John Holland

Extract from John Holland`s interview



John Holland was born and brought up in Midhurst. He spent much of his working life in the area, serving his apprenticeship at Pescods, and later running the village shop at Graffham for many years. He made two recordings talking about his early life in Midhurst and the changes he has seen.

My name is John Holland and I was born in Ashfield Road Midhurst in January 1922. I would like to talk a bit about what Midhurst was like in the years of the 1920’s and 30’s. My first recollections I suppose are when I first used to go to the Half Moon School at the age of 4 but I will talk about the school presently. I would like to talk about some of the things that stand in my mind. Midhurst in those days had, for instance, a town crier Mr Howick (?) who came round the town in his uniform with his bell and gave out notices and Council happenings and various things – he is one person that stands in my mind and the other is, and I don’t know his surname, but George the lamplighter always intrigued me as a small child. He would ride his bike up the street and he somehow hardly ever got off – he had a long pole with a hook and he pulled the chains and got the lights on and in the morning he would come round and put them off. And he is a character that I remember vividly as a small boy. And of course, the age of the motor car was coming but there were still a lot of people and traders who used horse and carts. And I think of Mr Wells the milkman and he farmed near where I live at Lakeside in the Fairway. And he came round with his horse and cart and of course in those days, churns of milk and people put their jugs for the milk on the doorstep and then as a boy, one of the things we used to like to do was to go out and get the jugs for Mr Wells and then we could stand on the back of the cart because the horse knew exactly where to stop. He never stood by, he just went up the road knowing exactly where to stop and these are people and things that stick in my mind.

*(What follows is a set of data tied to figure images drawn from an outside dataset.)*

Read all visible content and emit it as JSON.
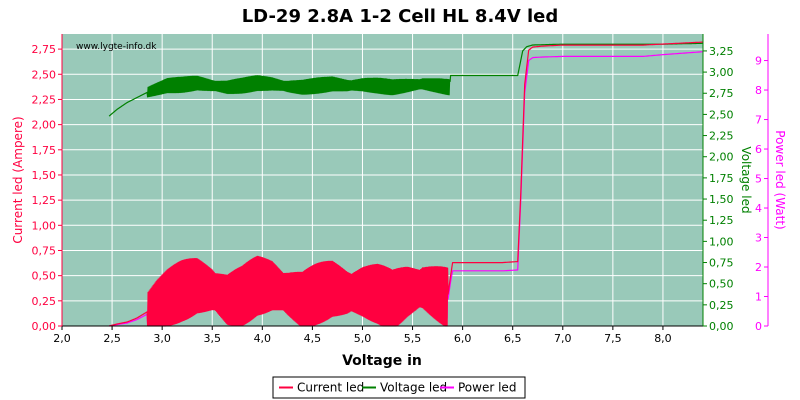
{
  "chart_data": {
    "type": "line",
    "title": "LD-29 2.8A 1-2 Cell HL 8.4V led",
    "watermark": "www.lygte-info.dk",
    "xlabel": "Voltage in",
    "ylabel_left": "Current led (Ampere)",
    "ylabel_right1": "Voltage led",
    "ylabel_right2": "Power led (Watt)",
    "xlim": [
      2.0,
      8.4
    ],
    "ylim_left": [
      0,
      2.9
    ],
    "ylim_right1": [
      0,
      3.45
    ],
    "ylim_right2": [
      0,
      9.9
    ],
    "x_ticks": [
      "2,0",
      "2,5",
      "3,0",
      "3,5",
      "4,0",
      "4,5",
      "5,0",
      "5,5",
      "6,0",
      "6,5",
      "7,0",
      "7,5",
      "8,0"
    ],
    "y_ticks_left": [
      "0,00",
      "0,25",
      "0,50",
      "0,75",
      "1,00",
      "1,25",
      "1,50",
      "1,75",
      "2,00",
      "2,25",
      "2,50",
      "2,75"
    ],
    "y_ticks_right1": [
      "0,00",
      "0,25",
      "0,50",
      "0,75",
      "1,00",
      "1,25",
      "1,50",
      "1,75",
      "2,00",
      "2,25",
      "2,50",
      "2,75",
      "3,00",
      "3,25"
    ],
    "y_ticks_right2": [
      "0",
      "1",
      "2",
      "3",
      "4",
      "5",
      "6",
      "7",
      "8",
      "9"
    ],
    "grid": true,
    "legend_position": "bottom",
    "colors": {
      "plot_bg": "#99c9b9",
      "grid": "#ffffff",
      "current": "#ff0040",
      "voltage": "#008000",
      "power": "#ff00ff",
      "left_axis": "#ff0040",
      "right1_axis": "#008000",
      "right2_axis": "#ff00ff"
    },
    "series": [
      {
        "name": "Current led",
        "axis": "left",
        "x": [
          2.47,
          2.55,
          2.65,
          2.75,
          2.85,
          2.95,
          3.05,
          3.2,
          3.35,
          3.5,
          3.65,
          3.8,
          3.95,
          4.1,
          4.25,
          4.4,
          4.55,
          4.7,
          4.85,
          5.0,
          5.15,
          5.3,
          5.45,
          5.6,
          5.75,
          5.85,
          5.88,
          5.9,
          6.0,
          6.2,
          6.4,
          6.55,
          6.58,
          6.62,
          6.66,
          6.7,
          6.8,
          7.0,
          7.5,
          7.8,
          8.0,
          8.4
        ],
        "y": [
          0.0,
          0.02,
          0.04,
          0.08,
          0.14,
          0.22,
          0.28,
          0.35,
          0.4,
          0.36,
          0.26,
          0.3,
          0.4,
          0.4,
          0.32,
          0.26,
          0.32,
          0.37,
          0.33,
          0.34,
          0.32,
          0.26,
          0.34,
          0.38,
          0.32,
          0.28,
          0.5,
          0.63,
          0.63,
          0.63,
          0.63,
          0.64,
          1.3,
          2.4,
          2.74,
          2.77,
          2.78,
          2.79,
          2.79,
          2.79,
          2.8,
          2.82
        ],
        "ripple_between_x": [
          2.85,
          5.85
        ],
        "ripple_amplitude": 0.3
      },
      {
        "name": "Voltage led",
        "axis": "right1",
        "x": [
          2.47,
          2.55,
          2.65,
          2.75,
          2.85,
          2.95,
          3.05,
          3.2,
          3.35,
          3.5,
          3.65,
          3.8,
          3.95,
          4.1,
          4.25,
          4.4,
          4.55,
          4.7,
          4.85,
          5.0,
          5.15,
          5.3,
          5.45,
          5.6,
          5.75,
          5.87,
          5.88,
          5.9,
          6.0,
          6.2,
          6.4,
          6.55,
          6.6,
          6.64,
          6.7,
          7.0,
          7.5,
          8.0,
          8.4
        ],
        "y": [
          2.48,
          2.56,
          2.64,
          2.7,
          2.76,
          2.8,
          2.84,
          2.85,
          2.87,
          2.84,
          2.82,
          2.84,
          2.87,
          2.86,
          2.83,
          2.82,
          2.84,
          2.86,
          2.84,
          2.85,
          2.84,
          2.82,
          2.84,
          2.86,
          2.84,
          2.82,
          2.96,
          2.96,
          2.96,
          2.96,
          2.96,
          2.96,
          3.25,
          3.3,
          3.32,
          3.33,
          3.33,
          3.33,
          3.34
        ],
        "ripple_between_x": [
          2.85,
          5.87
        ],
        "ripple_amplitude": 0.09
      },
      {
        "name": "Power led",
        "axis": "right2",
        "x": [
          2.47,
          2.55,
          2.65,
          2.75,
          2.85,
          2.95,
          3.05,
          3.2,
          3.35,
          3.5,
          3.65,
          3.8,
          3.95,
          4.1,
          4.25,
          4.4,
          4.55,
          4.7,
          4.85,
          5.0,
          5.15,
          5.3,
          5.45,
          5.6,
          5.75,
          5.85,
          5.88,
          5.9,
          6.0,
          6.2,
          6.4,
          6.55,
          6.58,
          6.62,
          6.66,
          6.7,
          6.8,
          7.0,
          7.5,
          7.8,
          8.0,
          8.4
        ],
        "y": [
          0.0,
          0.05,
          0.1,
          0.22,
          0.4,
          0.63,
          0.8,
          1.0,
          1.15,
          1.05,
          0.75,
          0.86,
          1.15,
          1.15,
          0.92,
          0.75,
          0.92,
          1.07,
          0.95,
          0.98,
          0.92,
          0.75,
          0.98,
          1.09,
          0.92,
          0.8,
          1.5,
          1.87,
          1.87,
          1.87,
          1.87,
          1.9,
          4.2,
          7.9,
          9.0,
          9.1,
          9.12,
          9.14,
          9.14,
          9.14,
          9.2,
          9.3
        ],
        "ripple_between_x": [
          2.85,
          5.85
        ],
        "ripple_amplitude": 0.55
      }
    ]
  }
}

Midhurst – I suppose we were a quarter of the population that we are today. Everyone knew everybody. It was said that if you sneezed in the morning by afternoon everyone would ask how your cold was. But little things … I think another one was in those days when there was a death in Midhurst they rang (I don’t think in Midhurst it was called the “tailor bell”) but that’s how it came about – nine tailors make a man in Christ – and when someone died because of course there were no telephones – not for ordinary people – not to the workers – they used to ring and I still call it the “tailor bell” and there would be several strokes to make people aware and then there were nine strokes for a man and seven for a woman and a pause, and then they rang one stroke for every year of their life. And I can remember people used to stand out in their back garden like my mother and they would know and say “ah! That’s poor old Bill Jones, he’s not been well” and they could work it out from the tolling of the bell. I don’t suppose many people can remember that but it was always fascinating and nine times out of ten they were right. They knew who it was.